Les succès militaires sur le terrain ne suffisent pas à garantir la sécurité ou la légitimité internationale d’Israël.

À mesure que s’accumulent la pression diplomatique, les reconnaissances de l’État palestinien par des alliés clefs de l’Occident, et l’isolement croissant d’Israël sur la scène mondiale, la bataille se déplace. 

Elle ne se joue plus seulement avec des chars et des drones, mais aussi dans les chancelleries, les forums multilatéraux et l’opinion publique internationale.

Pour Netanyahou, le défi est désormais de savoir s’il saura transformer ses succès militaires en leviers diplomatiques ou s’il continuera une fuite en avant militaire qui risque de réduire encore son espace politique.

De nouveaux leviers après la reconnaissance de la Palestine par 157 États

La France et le Royaume-Uni, membres permanents du Conseil de sécurité des Nations unies, doivent peser de tout leur poids — même en cas de veto américain — pour proposer des résolutions audacieuses favorisant la désescalade. 

Le plan de paix franco-saoudien en est un exemple, dont l’objectif est de forcer Netanyahou à négocier avec un interlocuteur légitime — l’Autorité palestinienne — aujourd’hui reconnu en tant qu’État par 157 pays.

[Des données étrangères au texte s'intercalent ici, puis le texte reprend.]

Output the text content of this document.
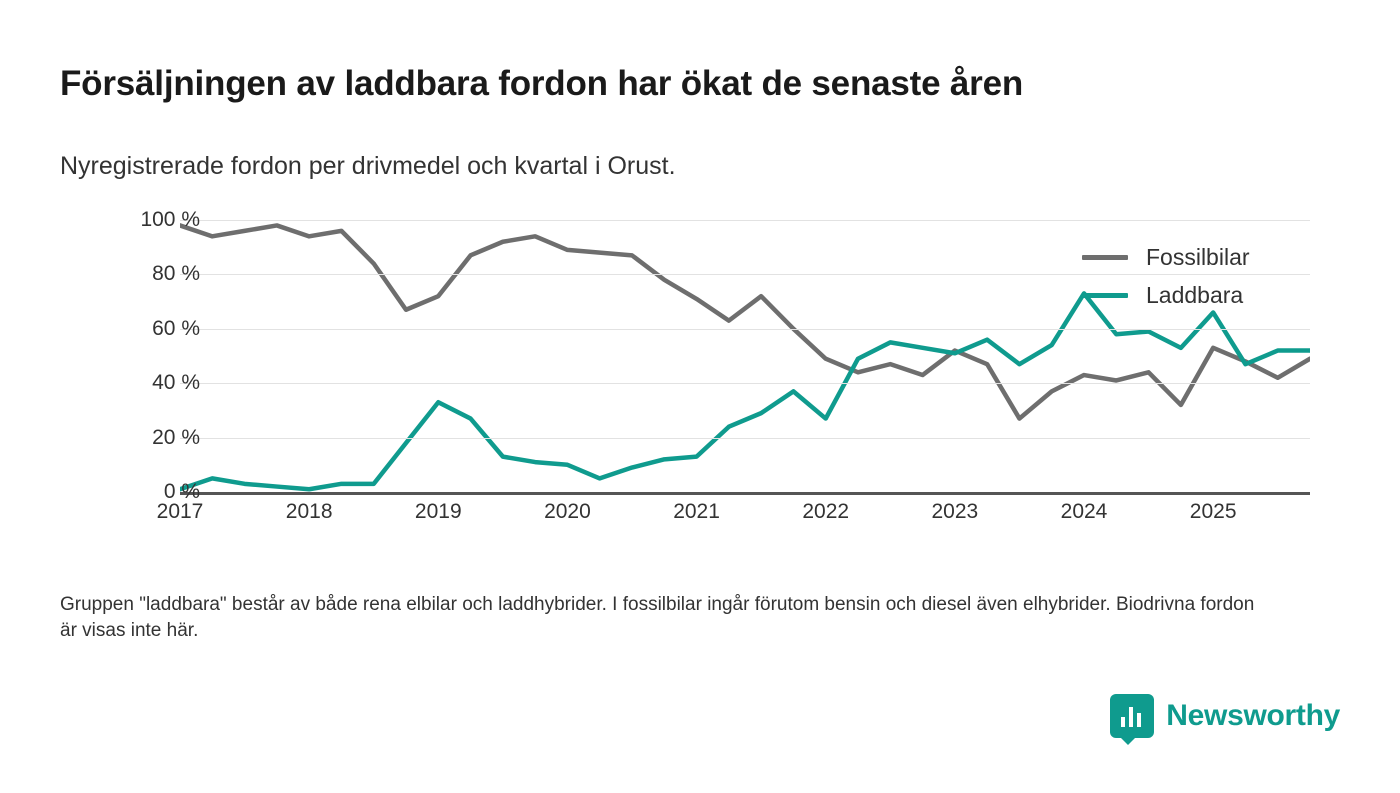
Försäljningen av laddbara fordon har ökat de senaste åren
Nyregistrerade fordon per drivmedel och kvartal i Orust.
Fossilbilar
Laddbara
0 %
20 %
40 %
60 %
80 %
100 %
2017	2018	2019	2020	2021	2022	2023	2024	2025
Gruppen "laddbara" består av både rena elbilar och laddhybrider. I fossilbilar ingår förutom bensin och diesel även elhybrider. Biodrivna fordon är visas inte här.
Newsworthy
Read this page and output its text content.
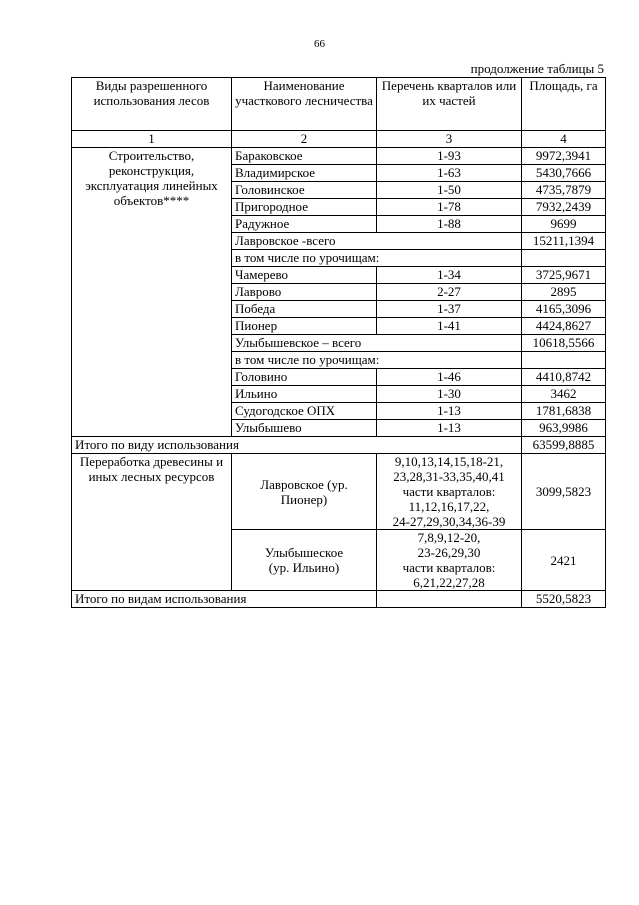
66
продолжение таблицы 5
Виды разрешенного использования лесов	Наименование участкового лесничества	Перечень кварталов или их частей	Площадь, га
1	2	3	4
Строительство, реконструкция, эксплуатация линейных объектов****	Бараковское	1-93	9972,3941
	Владимирское	1-63	5430,7666
	Головинское	1-50	4735,7879
	Пригородное	1-78	7932,2439
	Радужное	1-88	9699
	Лавровское -всего		15211,1394
	в том числе по урочищам:		
	Чамерево	1-34	3725,9671
	Лаврово	2-27	2895
	Победа	1-37	4165,3096
	Пионер	1-41	4424,8627
	Улыбышевское – всего		10618,5566
	в том числе по урочищам:		
	Головино	1-46	4410,8742
	Ильино	1-30	3462
	Судогодское ОПХ	1-13	1781,6838
	Улыбышево	1-13	963,9986
Итого по виду использования			63599,8885
Переработка древесины и иных лесных ресурсов	Лавровское (ур. Пионер)	9,10,13,14,15,18-21,
23,28,31-33,35,40,41
части кварталов:
11,12,16,17,22,
24-27,29,30,34,36-39	3099,5823
	Улыбышеское (ур. Ильино)	7,8,9,12-20,
23-26,29,30
части кварталов:
6,21,22,27,28	2421
Итого по видам использования			5520,5823
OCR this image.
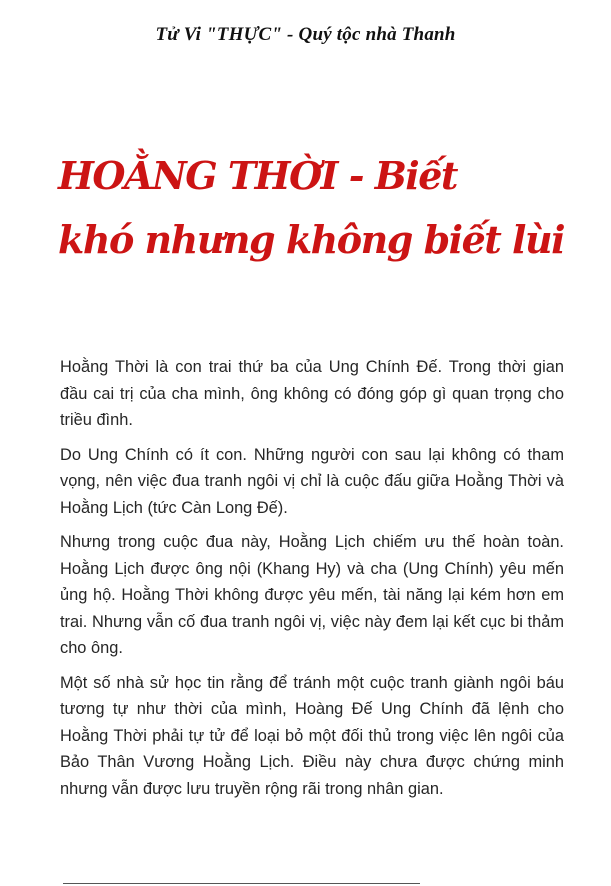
Tử Vi "THỰC" - Quý tộc nhà Thanh
HOẰNG THỜI - Biết
khó nhưng không biết lùi

Hoằng Thời là con trai thứ ba của Ung Chính Đế. Trong thời gian đầu cai trị của cha mình, ông không có đóng góp gì quan trọng cho triều đình.

Do Ung Chính có ít con. Những người con sau lại không có tham vọng, nên việc đua tranh ngôi vị chỉ là cuộc đấu giữa Hoằng Thời và Hoằng Lịch (tức Càn Long Đế).

Nhưng trong cuộc đua này, Hoằng Lịch chiếm ưu thế hoàn toàn. Hoằng Lịch được ông nội (Khang Hy) và cha (Ung Chính) yêu mến ủng hộ. Hoằng Thời không được yêu mến, tài năng lại kém hơn em trai. Nhưng vẫn cố đua tranh ngôi vị, việc này đem lại kết cục bi thảm cho ông.

Một số nhà sử học tin rằng để tránh một cuộc tranh giành ngôi báu tương tự như thời của mình, Hoàng Đế Ung Chính đã lệnh cho Hoằng Thời phải tự tử để loại bỏ một đối thủ trong việc lên ngôi của Bảo Thân Vương Hoằng Lịch. Điều này chưa được chứng minh nhưng vẫn được lưu truyền rộng rãi trong nhân gian.
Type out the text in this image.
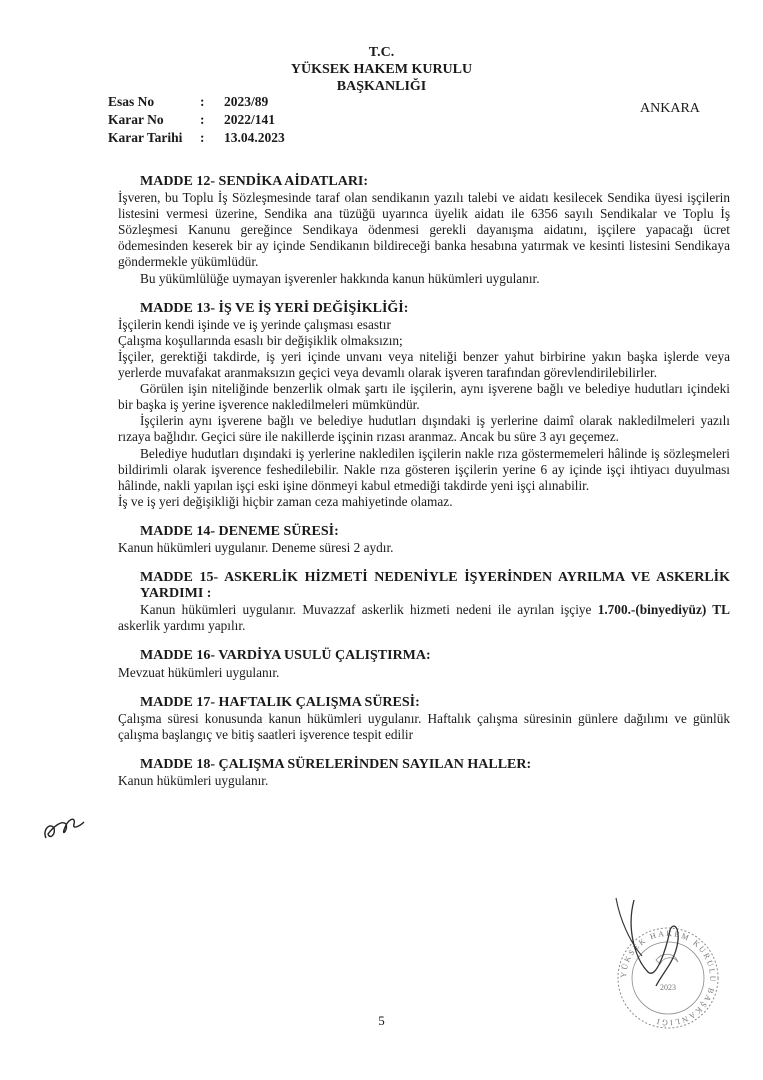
T.C.
YÜKSEK HAKEM KURULU
BAŞKANLIĞI
Esas No	:	2023/89
Karar No	:	2022/141
Karar Tarihi	:	13.04.2023
ANKARA
MADDE 12- SENDİKA AİDATLARI:
İşveren, bu Toplu İş Sözleşmesinde taraf olan sendikanın yazılı talebi ve aidatı kesilecek Sendika üyesi işçilerin listesini vermesi üzerine, Sendika ana tüzüğü uyarınca üyelik aidatı ile 6356 sayılı Sendikalar ve Toplu İş Sözleşmesi Kanunu gereğince Sendikaya ödenmesi gerekli dayanışma aidatını, işçilere yapacağı ücret ödemesinden keserek bir ay içinde Sendikanın bildireceği banka hesabına yatırmak ve kesinti listesini Sendikaya göndermekle yükümlüdür.
Bu yükümlülüğe uymayan işverenler hakkında kanun hükümleri uygulanır.
MADDE 13- İŞ VE İŞ YERİ DEĞİŞİKLİĞİ:
İşçilerin kendi işinde ve iş yerinde çalışması esastır
Çalışma koşullarında esaslı bir değişiklik olmaksızın;
İşçiler, gerektiği takdirde, iş yeri içinde unvanı veya niteliği benzer yahut birbirine yakın başka işlerde veya yerlerde muvafakat aranmaksızın geçici veya devamlı olarak işveren tarafından görevlendirilebilirler.
Görülen işin niteliğinde benzerlik olmak şartı ile işçilerin, aynı işverene bağlı ve belediye hudutları içindeki bir başka iş yerine işverence nakledilmeleri mümkündür.
İşçilerin aynı işverene bağlı ve belediye hudutları dışındaki iş yerlerine daimî olarak nakledilmeleri yazılı rızaya bağlıdır. Geçici süre ile nakillerde işçinin rızası aranmaz. Ancak bu süre 3 ayı geçemez.
Belediye hudutları dışındaki iş yerlerine nakledilen işçilerin nakle rıza göstermemeleri hâlinde iş sözleşmeleri bildirimli olarak işverence feshedilebilir. Nakle rıza gösteren işçilerin yerine 6 ay içinde işçi ihtiyacı duyulması hâlinde, nakli yapılan işçi eski işine dönmeyi kabul etmediği takdirde yeni işçi alınabilir.
İş ve iş yeri değişikliği hiçbir zaman ceza mahiyetinde olamaz.
MADDE 14- DENEME SÜRESİ:
Kanun hükümleri uygulanır. Deneme süresi 2 aydır.
MADDE 15- ASKERLİK HİZMETİ NEDENİYLE İŞYERİNDEN AYRILMA VE ASKERLİK YARDIMI :
Kanun hükümleri uygulanır. Muvazzaf askerlik hizmeti nedeni ile ayrılan işçiye 1.700.-(binyediyüz) TL askerlik yardımı yapılır.
MADDE 16- VARDİYA USULÜ ÇALIŞTIRMA:
Mevzuat hükümleri uygulanır.
MADDE 17- HAFTALIK ÇALIŞMA SÜRESİ:
Çalışma süresi konusunda kanun hükümleri uygulanır. Haftalık çalışma süresinin günlere dağılımı ve günlük çalışma başlangıç ve bitiş saatleri işverence tespit edilir
MADDE 18- ÇALIŞMA SÜRELERİNDEN SAYILAN HALLER:
Kanun hükümleri uygulanır.
YÜKSEK HAKEM KURULU BAŞKANLIĞI
2023
5
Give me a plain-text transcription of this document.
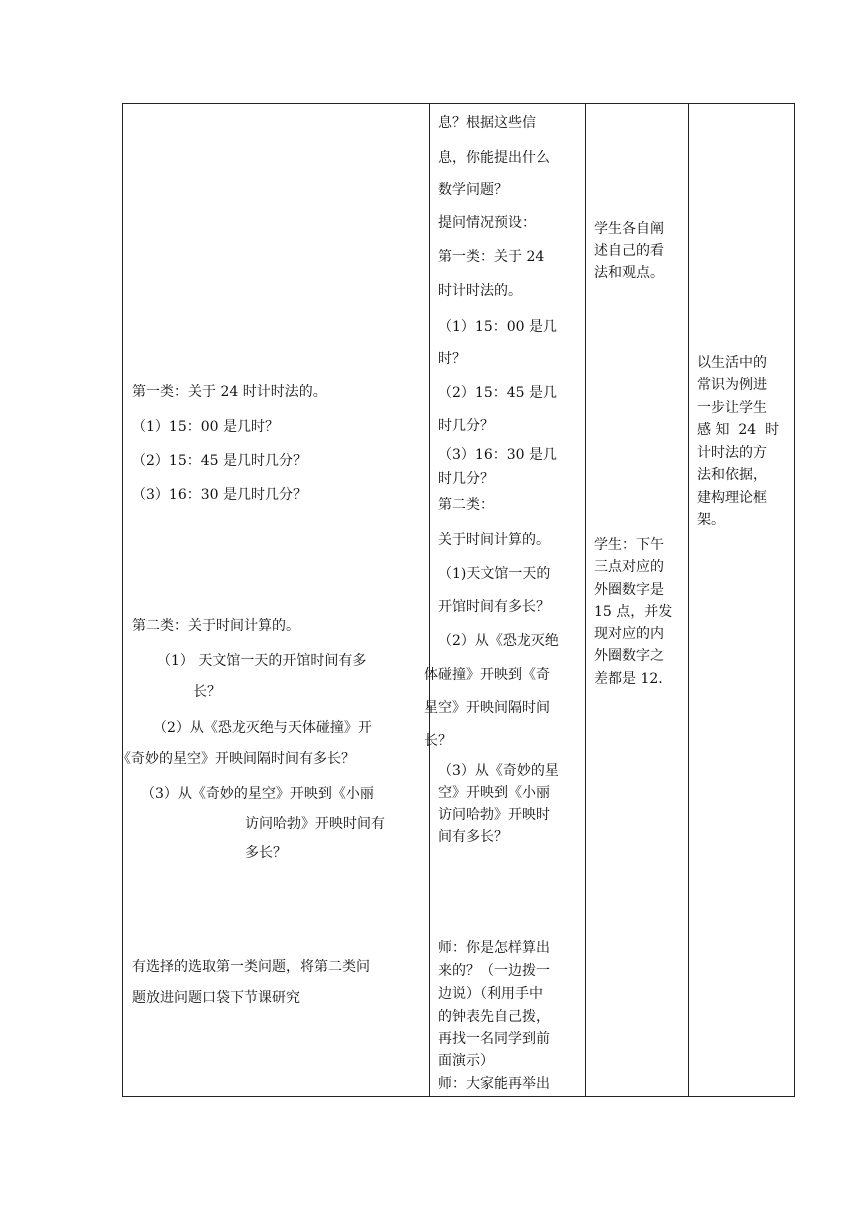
第一类：关于 24 时计时法的。
（1）15：00 是几时？
（2）15：45 是几时几分？
（3）16：30 是几时几分？
第二类：关于时间计算的。
（1） 天文馆一天的开馆时间有多
长？
（2）从《恐龙灭绝与天体碰撞》开
《奇妙的星空》开映间隔时间有多长？
（3）从《奇妙的星空》开映到《小丽
访问哈勃》开映时间有
多长？
有选择的选取第一类问题，将第二类问
题放进问题口袋下节课研究
息？根据这些信
息，你能提出什么
数学问题？
提问情况预设：
第一类：关于 24
时计时法的。
（1）15：00 是几
时？
（2）15：45 是几
时几分？
（3）16：30 是几
时几分？
第二类：
关于时间计算的。
（1)天文馆一天的
开馆时间有多长？
（2）从《恐龙灭绝
体碰撞》开映到《奇
星空》开映间隔时间
长？
（3）从《奇妙的星
空》开映到《小丽
访问哈勃》开映时
间有多长？
师：你是怎样算出
来的？（一边拨一
边说）（利用手中
的钟表先自己拨，
再找一名同学到前
面演示）
师：大家能再举出
学生各自阐
述自己的看
法和观点。
学生：下午
三点对应的
外圈数字是
15 点，并发
现对应的内
外圈数字之
差都是 12.
以生活中的
常识为例进
一步让学生
感 知  24  时
计时法的方
法和依据，
建构理论框
架。
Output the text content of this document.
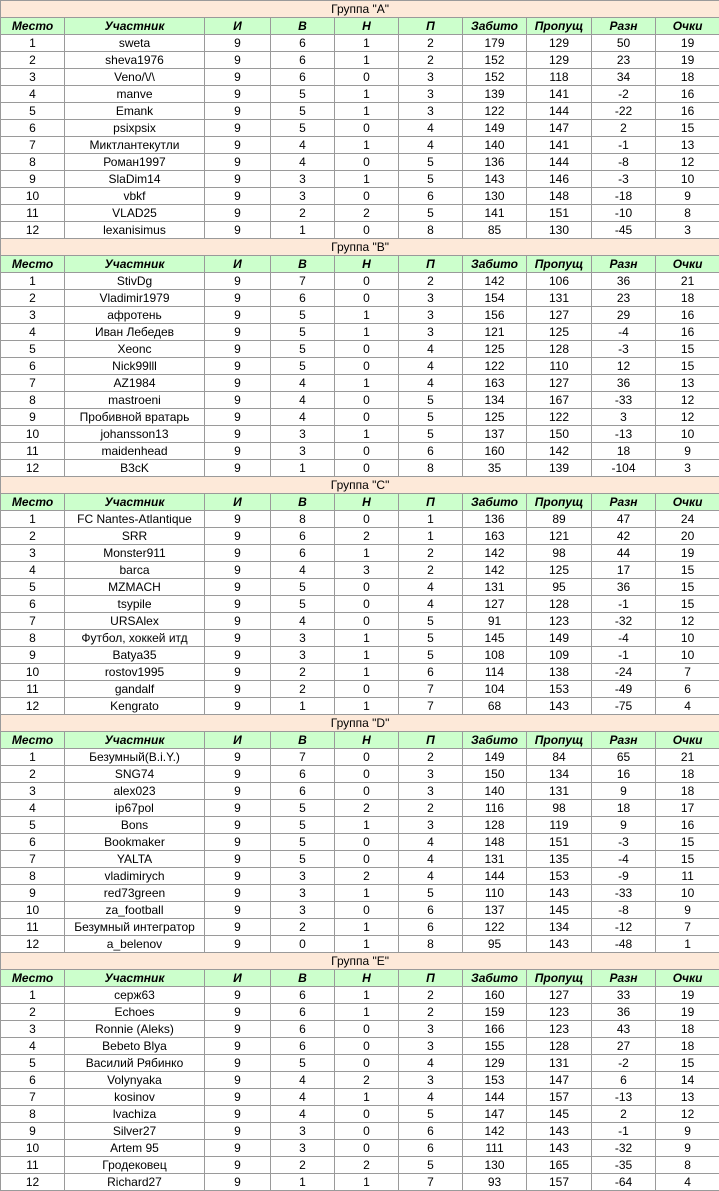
Группа "A"									
Место	Участник	И	В	Н	П	Забито	Пропущ	Разн	Очки
1	sweta	9	6	1	2	179	129	50	19
2	sheva1976	9	6	1	2	152	129	23	19
3	Veno/\/\	9	6	0	3	152	118	34	18
4	manve	9	5	1	3	139	141	-2	16
5	Emank	9	5	1	3	122	144	-22	16
6	psixpsix	9	5	0	4	149	147	2	15
7	Миктлантекутли	9	4	1	4	140	141	-1	13
8	Роман1997	9	4	0	5	136	144	-8	12
9	SlaDim14	9	3	1	5	143	146	-3	10
10	vbkf	9	3	0	6	130	148	-18	9
11	VLAD25	9	2	2	5	141	151	-10	8
12	lexanisimus	9	1	0	8	85	130	-45	3
Группа "B"									
Место	Участник	И	В	Н	П	Забито	Пропущ	Разн	Очки
1	StivDg	9	7	0	2	142	106	36	21
2	Vladimir1979	9	6	0	3	154	131	23	18
3	афротень	9	5	1	3	156	127	29	16
4	Иван Лебедев	9	5	1	3	121	125	-4	16
5	Xeonc	9	5	0	4	125	128	-3	15
6	Nick99lll	9	5	0	4	122	110	12	15
7	AZ1984	9	4	1	4	163	127	36	13
8	mastroeni	9	4	0	5	134	167	-33	12
9	Пробивной вратарь	9	4	0	5	125	122	3	12
10	johansson13	9	3	1	5	137	150	-13	10
11	maidenhead	9	3	0	6	160	142	18	9
12	B3cK	9	1	0	8	35	139	-104	3
Группа "C"									
Место	Участник	И	В	Н	П	Забито	Пропущ	Разн	Очки
1	FC Nantes-Atlantique	9	8	0	1	136	89	47	24
2	SRR	9	6	2	1	163	121	42	20
3	Monster911	9	6	1	2	142	98	44	19
4	barca	9	4	3	2	142	125	17	15
5	MZMACH	9	5	0	4	131	95	36	15
6	tsypile	9	5	0	4	127	128	-1	15
7	URSAlex	9	4	0	5	91	123	-32	12
8	Футбол, хоккей итд	9	3	1	5	145	149	-4	10
9	Batya35	9	3	1	5	108	109	-1	10
10	rostov1995	9	2	1	6	114	138	-24	7
11	gandalf	9	2	0	7	104	153	-49	6
12	Kengrato	9	1	1	7	68	143	-75	4
Группа "D"									
Место	Участник	И	В	Н	П	Забито	Пропущ	Разн	Очки
1	Безумный(B.i.Y.)	9	7	0	2	149	84	65	21
2	SNG74	9	6	0	3	150	134	16	18
3	alex023	9	6	0	3	140	131	9	18
4	ip67pol	9	5	2	2	116	98	18	17
5	Bons	9	5	1	3	128	119	9	16
6	Bookmaker	9	5	0	4	148	151	-3	15
7	YALTA	9	5	0	4	131	135	-4	15
8	vladimirych	9	3	2	4	144	153	-9	11
9	red73green	9	3	1	5	110	143	-33	10
10	za_football	9	3	0	6	137	145	-8	9
11	Безумный интегратор	9	2	1	6	122	134	-12	7
12	a_belenov	9	0	1	8	95	143	-48	1
Группа "E"									
Место	Участник	И	В	Н	П	Забито	Пропущ	Разн	Очки
1	серж63	9	6	1	2	160	127	33	19
2	Echoes	9	6	1	2	159	123	36	19
3	Ronnie (Aleks)	9	6	0	3	166	123	43	18
4	Bebeto Blya	9	6	0	3	155	128	27	18
5	Василий Рябинко	9	5	0	4	129	131	-2	15
6	Volynyaka	9	4	2	3	153	147	6	14
7	kosinov	9	4	1	4	144	157	-13	13
8	lvachiza	9	4	0	5	147	145	2	12
9	Silver27	9	3	0	6	142	143	-1	9
10	Artem 95	9	3	0	6	111	143	-32	9
11	Гродековец	9	2	2	5	130	165	-35	8
12	Richard27	9	1	1	7	93	157	-64	4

Même si un tel veto reste probable, Donald Trump, président imprévisible, pas fondamentalement belliciste et désireux de recevoir le prix Nobel de la Paix en parachevant les Accords d’Abraham, pourrait être sensible à certains arguments, surtout économiques.

Doutant de l’efficacité de la protection américaine, les États du Golfe pourraient faire peser la menace d’un désinvestissement de leurs fonds souverains extrêmement riches, nuisant ainsi aux intérêts non seulement liés à Israël mais aussi aux États-Unis. Trump s’est montré très mécontent concernant l’attaque au Qatar et, proche des dirigeants saoudiens, il pourrait exercer une pression décisive sur Israël, une fois la menace nucléaire iranienne écartée à ses yeux. Désormais unique membre du Conseil de Sécurité à ne pas reconnaître l’État palestinien, les États-Unis disposent d’un levier de poids pour empêcher Israël de poursuivre ses initiatives militaires unilatérales.

En Israël, l’opinion publique pourrait quant à elle jouer un rôle clef.

Alors que l’extrême droite s’enferme dans une spirale de destruction totale à Gaza et de conquête en Cisjordanie, la prise de conscience qu’Israël est en train de perdre la guerre pour l’opinion publique mondiale pourrait provoquer un sursaut.

Car les pays des BRICS élargis ou du Sud global ne sont plus les seuls à ne pas accepter la politique de Netanyahou au Proche-Orient et la violence contre les Palestiniens. Ces préoccupations s’installent désormais durablement aussi dans de plus en plus de pays amis en Europe.

Partout dans le monde, une jeunesse très éduquée et révoltée par la politique du gouvernement Netanyahou se mobilise ; parmi elle existent certes des éléments antisémites mais, dans sa vaste majorité, elle est indignée par les crimes de guerre contre les Palestiniens et leur souffrance : parmi elle se trouvent les élites politiques de nombreux pays de demain.

Peut-être les Israéliens se rendront-ils compte qu’ils sont actuellement en train de compromettre sérieusement leur avenir sur la scène mondiale. Un tel réveil permettrait peut-être de vraiment stabiliser la région avant qu’un Bellum Aeternum ne s’installe définitivement — une guerre sans fin dont ils risqueraient eux aussi de devenir les victimes.